# how do you cover



## eatmonksus (Mar 6, 2009)

up marijuana smells in clothes and rooms. i either have a keen sense of smell, or nothing will cover this smell


----------



## stove (Mar 6, 2009)

try washing the clothes? Or venting the room?


----------



## dirty_rotten_squatter (Mar 6, 2009)

put it in a zip lock back roll it up fill another one with baking powder, and put the rolled up weed in that and make sure all the air is out and seal it up. then spray air freshner and wash whatever it was around it shouldn't smell it worked for me.


----------



## eatmonksus (Mar 6, 2009)

dirty_rotten_squatter said:


> put it in a zip lock back roll it up fill another one with baking powder, and put the rolled up weed in that and make sure all the air is out and seal it up. then spray air freshner and wash whatever it was around it shouldn't smell it worked for me.



problem resolved. thans a bunch.


----------



## Speedy (Mar 6, 2009)

That seems like alot of work just to smoke weed. If I had to do that I would just quit smokin. To each their own though.


----------



## veggieguy12 (Mar 6, 2009)

To absorb/eliminate smoke going around a room and into clothes, carpet, etc. (I read this recently):
Get a replacement filter for a painter's mask - the one in a lil' plastic covering, with just a hole to attach to the breathers of the mask.
Save a cardboard tube from the middle of a toilet-paper roll.
Use a hot-glue gun to attach the tube to the roll.
After your pipe/bong hit, exhale into the tube.
Smoke is supposedly contained and doesn't drift around to smell up the area.

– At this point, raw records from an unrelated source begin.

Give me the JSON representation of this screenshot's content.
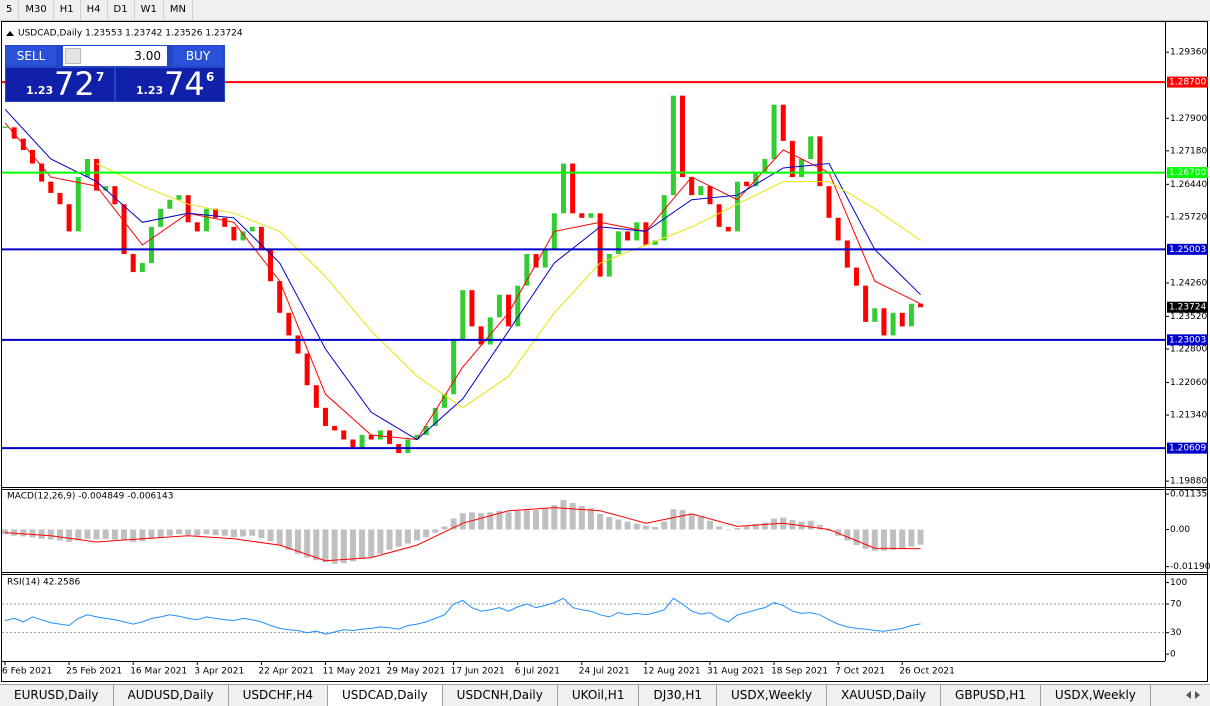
{
  "toolbar": {
    "timeframes": [
      "5",
      "M30",
      "H1",
      "H4",
      "D1",
      "W1",
      "MN"
    ]
  },
  "trade_panel": {
    "sell": "SELL",
    "buy": "BUY",
    "lot": "3.00",
    "bid": {
      "big": "1.23",
      "main": "72",
      "sup": "7"
    },
    "ask": {
      "big": "1.23",
      "main": "74",
      "sup": "6"
    }
  },
  "chart_data": [
    {
      "type": "candlestick",
      "title": "USDCAD,Daily 1.23553 1.23742 1.23526 1.23724",
      "up_color": "#32cd32",
      "down_color": "#ff0000",
      "values": [
        1.277,
        1.2745,
        1.272,
        1.269,
        1.265,
        1.2625,
        1.26,
        1.254,
        1.266,
        1.27,
        1.263,
        1.264,
        1.26,
        1.249,
        1.245,
        1.247,
        1.255,
        1.259,
        1.261,
        1.262,
        1.256,
        1.254,
        1.259,
        1.257,
        1.255,
        1.252,
        1.254,
        1.255,
        1.25,
        1.243,
        1.236,
        1.231,
        1.227,
        1.22,
        1.215,
        1.211,
        1.21,
        1.208,
        1.206,
        1.209,
        1.208,
        1.21,
        1.207,
        1.205,
        1.208,
        1.209,
        1.211,
        1.215,
        1.218,
        1.23,
        1.241,
        1.233,
        1.229,
        1.235,
        1.24,
        1.233,
        1.242,
        1.249,
        1.246,
        1.25,
        1.258,
        1.269,
        1.258,
        1.257,
        1.258,
        1.244,
        1.249,
        1.254,
        1.252,
        1.256,
        1.251,
        1.252,
        1.262,
        1.284,
        1.266,
        1.262,
        1.264,
        1.26,
        1.255,
        1.254,
        1.265,
        1.264,
        1.267,
        1.27,
        1.282,
        1.274,
        1.266,
        1.27,
        1.275,
        1.264,
        1.257,
        1.252,
        1.246,
        1.242,
        1.234,
        1.237,
        1.231,
        1.236,
        1.233,
        1.238,
        1.23724
      ],
      "xlim": [
        -0.33,
        126.7
      ],
      "xticks": [
        {
          "value": 0,
          "label": "6 Feb 2021"
        },
        {
          "value": 7,
          "label": "25 Feb 2021"
        },
        {
          "value": 14,
          "label": "16 Mar 2021"
        },
        {
          "value": 21,
          "label": "3 Apr 2021"
        },
        {
          "value": 28,
          "label": "22 Apr 2021"
        },
        {
          "value": 35,
          "label": "11 May 2021"
        },
        {
          "value": 42,
          "label": "29 May 2021"
        },
        {
          "value": 49,
          "label": "17 Jun 2021"
        },
        {
          "value": 56,
          "label": "6 Jul 2021"
        },
        {
          "value": 63,
          "label": "24 Jul 2021"
        },
        {
          "value": 70,
          "label": "12 Aug 2021"
        },
        {
          "value": 77,
          "label": "31 Aug 2021"
        },
        {
          "value": 84,
          "label": "18 Sep 2021"
        },
        {
          "value": 91,
          "label": "7 Oct 2021"
        },
        {
          "value": 98,
          "label": "26 Oct 2021"
        }
      ],
      "ylim": [
        1.1975,
        1.3005
      ],
      "yticks": [
        {
          "value": 1.2936,
          "label": "1.29360"
        },
        {
          "value": 1.279,
          "label": "1.27900"
        },
        {
          "value": 1.2718,
          "label": "1.27180"
        },
        {
          "value": 1.2644,
          "label": "1.26440"
        },
        {
          "value": 1.2572,
          "label": "1.25720"
        },
        {
          "value": 1.2426,
          "label": "1.24260"
        },
        {
          "value": 1.2352,
          "label": "1.23520"
        },
        {
          "value": 1.228,
          "label": "1.22800"
        },
        {
          "value": 1.2206,
          "label": "1.22060"
        },
        {
          "value": 1.2134,
          "label": "1.21340"
        },
        {
          "value": 1.1988,
          "label": "1.19880"
        }
      ],
      "levels": [
        {
          "value": 1.287,
          "label": "1.28700",
          "color": "#ff0000"
        },
        {
          "value": 1.267,
          "label": "1.26700",
          "color": "#00ff00"
        },
        {
          "value": 1.25003,
          "label": "1.25003",
          "color": "#0000cd"
        },
        {
          "value": 1.23003,
          "label": "1.23003",
          "color": "#0000cd"
        },
        {
          "value": 1.20609,
          "label": "1.20609",
          "color": "#0000cd"
        }
      ],
      "last_price": {
        "value": 1.23724,
        "label": "1.23724"
      },
      "overlay_x": [
        0,
        5,
        10,
        15,
        20,
        25,
        30,
        35,
        40,
        45,
        50,
        55,
        60,
        65,
        70,
        75,
        80,
        85,
        90,
        95,
        100
      ],
      "overlays": [
        {
          "color": "#ff0000",
          "values": [
            1.278,
            1.266,
            1.264,
            1.251,
            1.258,
            1.256,
            1.243,
            1.218,
            1.209,
            1.208,
            1.224,
            1.236,
            1.254,
            1.256,
            1.254,
            1.266,
            1.261,
            1.272,
            1.267,
            1.243,
            1.238
          ]
        },
        {
          "color": "#0000cd",
          "values": [
            1.281,
            1.27,
            1.265,
            1.256,
            1.258,
            1.257,
            1.247,
            1.228,
            1.214,
            1.208,
            1.217,
            1.232,
            1.247,
            1.255,
            1.254,
            1.261,
            1.262,
            1.268,
            1.269,
            1.25,
            1.24
          ]
        },
        {
          "color": "#e6e600",
          "values": [
            null,
            null,
            1.269,
            1.264,
            1.26,
            1.258,
            1.254,
            1.244,
            1.232,
            1.222,
            1.215,
            1.222,
            1.236,
            1.247,
            1.251,
            1.255,
            1.26,
            1.265,
            1.265,
            1.259,
            1.252
          ]
        }
      ]
    },
    {
      "type": "bar",
      "title": "MACD(12,26,9) -0.004849 -0.006143",
      "color": "#c0c0c0",
      "values": [
        -0.0015,
        -0.002,
        -0.0022,
        -0.0025,
        -0.003,
        -0.0032,
        -0.0035,
        -0.004,
        -0.0035,
        -0.003,
        -0.0032,
        -0.003,
        -0.0033,
        -0.0035,
        -0.004,
        -0.0038,
        -0.003,
        -0.0025,
        -0.002,
        -0.0015,
        -0.0018,
        -0.002,
        -0.0015,
        -0.0018,
        -0.002,
        -0.0025,
        -0.0022,
        -0.002,
        -0.0028,
        -0.0038,
        -0.005,
        -0.0065,
        -0.0078,
        -0.009,
        -0.0098,
        -0.0105,
        -0.011,
        -0.0108,
        -0.0102,
        -0.0095,
        -0.0088,
        -0.0078,
        -0.0065,
        -0.0055,
        -0.0045,
        -0.0035,
        -0.0025,
        -0.001,
        0.001,
        0.0035,
        0.0052,
        0.0055,
        0.0052,
        0.0055,
        0.006,
        0.0055,
        0.006,
        0.0065,
        0.0062,
        0.0068,
        0.0078,
        0.0095,
        0.0085,
        0.0075,
        0.0068,
        0.005,
        0.004,
        0.0032,
        0.0025,
        0.0018,
        0.0012,
        0.0008,
        0.0025,
        0.0065,
        0.0062,
        0.0048,
        0.004,
        0.0028,
        0.001,
        -0.0002,
        0.0005,
        0.001,
        0.0018,
        0.0022,
        0.0035,
        0.0038,
        0.003,
        0.0025,
        0.0028,
        0.0015,
        -0.0005,
        -0.002,
        -0.0035,
        -0.005,
        -0.0062,
        -0.0068,
        -0.0068,
        -0.0065,
        -0.006,
        -0.0055,
        -0.004849
      ],
      "ylim": [
        -0.01362,
        0.01297
      ],
      "yticks": [
        {
          "value": 0.01135,
          "label": "0.01135"
        },
        {
          "value": 0,
          "label": "0.00"
        },
        {
          "value": -0.011904,
          "label": "-0.011904"
        }
      ],
      "signal": {
        "color": "#ff0000",
        "values": [
          -0.001,
          -0.002,
          -0.004,
          -0.003,
          -0.002,
          -0.003,
          -0.005,
          -0.01,
          -0.009,
          -0.005,
          0.002,
          0.006,
          0.007,
          0.006,
          0.002,
          0.005,
          0.001,
          0.002,
          0.0,
          -0.006,
          -0.006143
        ]
      }
    },
    {
      "type": "line",
      "title": "RSI(14) 42.2586",
      "color": "#1e90ff",
      "values": [
        47,
        50,
        45,
        52,
        48,
        44,
        42,
        40,
        50,
        55,
        52,
        50,
        48,
        45,
        42,
        45,
        50,
        52,
        55,
        53,
        50,
        48,
        52,
        50,
        48,
        47,
        50,
        48,
        45,
        40,
        36,
        34,
        33,
        30,
        32,
        28,
        31,
        34,
        33,
        35,
        36,
        38,
        37,
        35,
        40,
        42,
        45,
        50,
        55,
        70,
        75,
        65,
        60,
        62,
        65,
        60,
        66,
        70,
        65,
        68,
        72,
        78,
        65,
        62,
        60,
        55,
        52,
        58,
        55,
        57,
        55,
        58,
        62,
        78,
        70,
        60,
        56,
        58,
        50,
        45,
        55,
        58,
        62,
        65,
        72,
        68,
        60,
        57,
        58,
        55,
        48,
        42,
        38,
        36,
        35,
        33,
        32,
        34,
        36,
        40,
        42.2586
      ],
      "ylim": [
        -9.6,
        112
      ],
      "yticks": [
        100,
        70,
        30,
        0
      ],
      "dotted_levels": [
        70,
        30
      ]
    }
  ],
  "tabs": [
    "EURUSD,Daily",
    "AUDUSD,Daily",
    "USDCHF,H4",
    "USDCAD,Daily",
    "USDCNH,Daily",
    "UKOil,H1",
    "DJ30,H1",
    "USDX,Weekly",
    "XAUUSD,Daily",
    "GBPUSD,H1",
    "USDX,Weekly"
  ]
}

Also just found this: How to Make a Homemade Smoke Filter - wikiHow


----------



## eatmonksus (Mar 6, 2009)

Speedy said:


> That seems like alot of work just to smoke weed. If I had to do that I would just quit smokin. To each their own though.

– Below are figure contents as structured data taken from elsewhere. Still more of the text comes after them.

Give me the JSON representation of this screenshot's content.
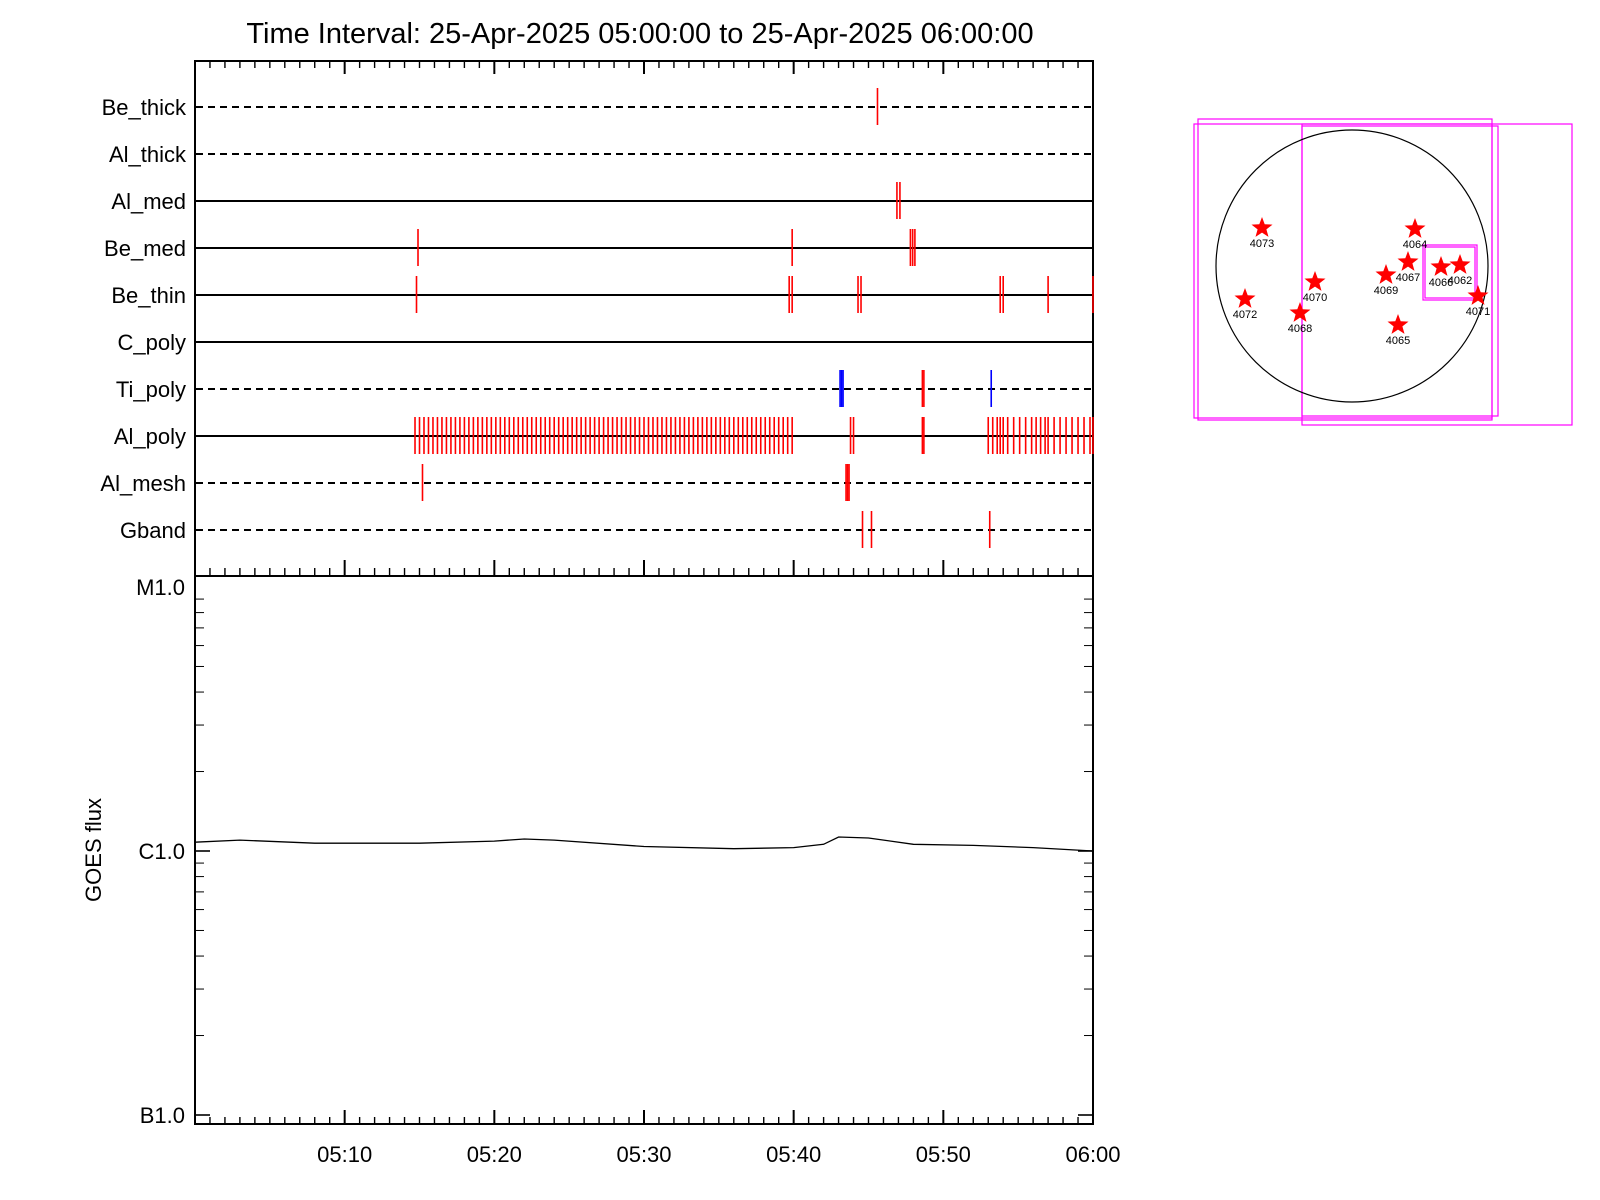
{
  "chart_data": [
    {
      "type": "timeline",
      "title": "Time Interval: 25-Apr-2025 05:00:00 to 25-Apr-2025 06:00:00",
      "x_range": [
        "05:00",
        "06:00"
      ],
      "x_ticks": [
        "05:10",
        "05:20",
        "05:30",
        "05:40",
        "05:50",
        "06:00"
      ],
      "colors": {
        "event": "#ff0000",
        "alt_event": "#0000ff",
        "axis": "#000000"
      },
      "filters": [
        {
          "name": "Be_thick",
          "line": "dashed",
          "events": [
            45.6
          ]
        },
        {
          "name": "Al_thick",
          "line": "dashed",
          "events": []
        },
        {
          "name": "Al_med",
          "line": "solid",
          "events": [
            46.9,
            47.1
          ]
        },
        {
          "name": "Be_med",
          "line": "solid",
          "events": [
            14.9,
            39.9,
            47.8,
            47.95,
            48.1
          ]
        },
        {
          "name": "Be_thin",
          "line": "solid",
          "events": [
            14.8,
            39.7,
            39.9,
            44.3,
            44.5,
            53.8,
            54.0,
            57.0,
            60.0
          ]
        },
        {
          "name": "C_poly",
          "line": "solid",
          "events": []
        },
        {
          "name": "Ti_poly",
          "line": "dashed",
          "events": [
            48.6,
            48.7
          ],
          "alt_events": [
            43.1,
            43.2,
            43.3,
            53.2
          ]
        },
        {
          "name": "Al_poly",
          "line": "solid",
          "events": [
            14.7,
            15.0,
            15.3,
            15.6,
            15.9,
            16.2,
            16.5,
            16.8,
            17.1,
            17.4,
            17.7,
            18.0,
            18.3,
            18.6,
            18.9,
            19.2,
            19.5,
            19.8,
            20.1,
            20.4,
            20.7,
            21.0,
            21.3,
            21.6,
            21.9,
            22.2,
            22.5,
            22.8,
            23.1,
            23.4,
            23.7,
            24.0,
            24.3,
            24.6,
            24.9,
            25.2,
            25.5,
            25.8,
            26.1,
            26.4,
            26.7,
            27.0,
            27.3,
            27.6,
            27.9,
            28.2,
            28.5,
            28.8,
            29.1,
            29.4,
            29.7,
            30.0,
            30.3,
            30.6,
            30.9,
            31.2,
            31.5,
            31.8,
            32.1,
            32.4,
            32.7,
            33.0,
            33.3,
            33.6,
            33.9,
            34.2,
            34.5,
            34.8,
            35.1,
            35.4,
            35.7,
            36.0,
            36.3,
            36.6,
            36.9,
            37.2,
            37.5,
            37.8,
            38.1,
            38.4,
            38.7,
            39.0,
            39.3,
            39.6,
            39.9,
            43.8,
            44.0,
            48.6,
            48.7,
            53.0,
            53.3,
            53.6,
            53.8,
            54.0,
            54.3,
            54.7,
            55.1,
            55.5,
            55.9,
            56.2,
            56.5,
            56.8,
            57.0,
            57.4,
            57.8,
            58.2,
            58.6,
            59.0,
            59.4,
            59.8,
            60.0
          ]
        },
        {
          "name": "Al_mesh",
          "line": "dashed",
          "events": [
            15.2,
            43.5,
            43.6,
            43.7
          ]
        },
        {
          "name": "Gband",
          "line": "dashed",
          "events": [
            44.6,
            45.2,
            53.1
          ]
        }
      ]
    },
    {
      "type": "line",
      "ylabel": "GOES flux",
      "y_scale": "log",
      "y_ticks": [
        "M1.0",
        "C1.0",
        "B1.0"
      ],
      "ylim": [
        1e-07,
        1e-05
      ],
      "x_range_minutes": [
        0,
        60
      ],
      "series": [
        {
          "color": "#000000",
          "x": [
            0,
            3,
            8,
            15,
            20,
            22,
            24,
            30,
            36,
            40,
            42,
            43,
            45,
            48,
            52,
            56,
            60
          ],
          "y": [
            1.08e-06,
            1.1e-06,
            1.07e-06,
            1.07e-06,
            1.09e-06,
            1.11e-06,
            1.1e-06,
            1.04e-06,
            1.02e-06,
            1.03e-06,
            1.06e-06,
            1.13e-06,
            1.12e-06,
            1.06e-06,
            1.05e-06,
            1.03e-06,
            1e-06
          ]
        }
      ]
    },
    {
      "type": "map",
      "colors": {
        "disk": "#000000",
        "fov": "#ff00ff",
        "marker": "#ff0000"
      },
      "active_regions": [
        "4073",
        "4064",
        "4067",
        "4069",
        "4066",
        "4062",
        "4070",
        "4072",
        "4068",
        "4071",
        "4065"
      ]
    }
  ]
}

when your carrying an oz and a half, its worth it.


----------



## wartomods (Mar 7, 2009)

smoke outside 

( lol i am stupid)


----------



## Ravie (Mar 8, 2009)

buy some fucking fabreeze.


----------



## Beer Mortal (Mar 8, 2009)

I normally just walk in to tacobell for 10 mins, then come out smelling like tacos.

(meant as a joke, if you have dry humor lol)

I normally find a stronger smell to cover myself with if i dont wanna smell like weed


----------



## NickCofphee (Mar 8, 2009)

veggieguy12 said:


> To absorb/eliminate smoke going around a room and into clothes, carpet, etc. (I read this recently):
> Get a replacement filter for a painter's mask - the one in a lil' plastic covering, with just a hole to attach to the breathers of the mask.
> Save a cardboard tube from the middle of a toilet-paper roll.
> Use a hot-glue gun to attach the tube to the roll.
> ...



Another way (probably easier to find) is to take a paper towel roll, stuff it with three or four dryer sheets. Then rubberband the end of it with another dryer sheet. Also, just barely tap the weed when you hit it.

Or...SMOKE OUTSIDE! Damn, 10 minutes and a bite to eat and you don't smell anymore.


----------



## eatmonksus (Mar 8, 2009)

Widerstand said:


> Just replace weed with beer.



i'm not 21, and surprizingly, it's easier and cheaper to get weed.


----------



## wartomods (Mar 8, 2009)

ahahah i wish i could say the same


----------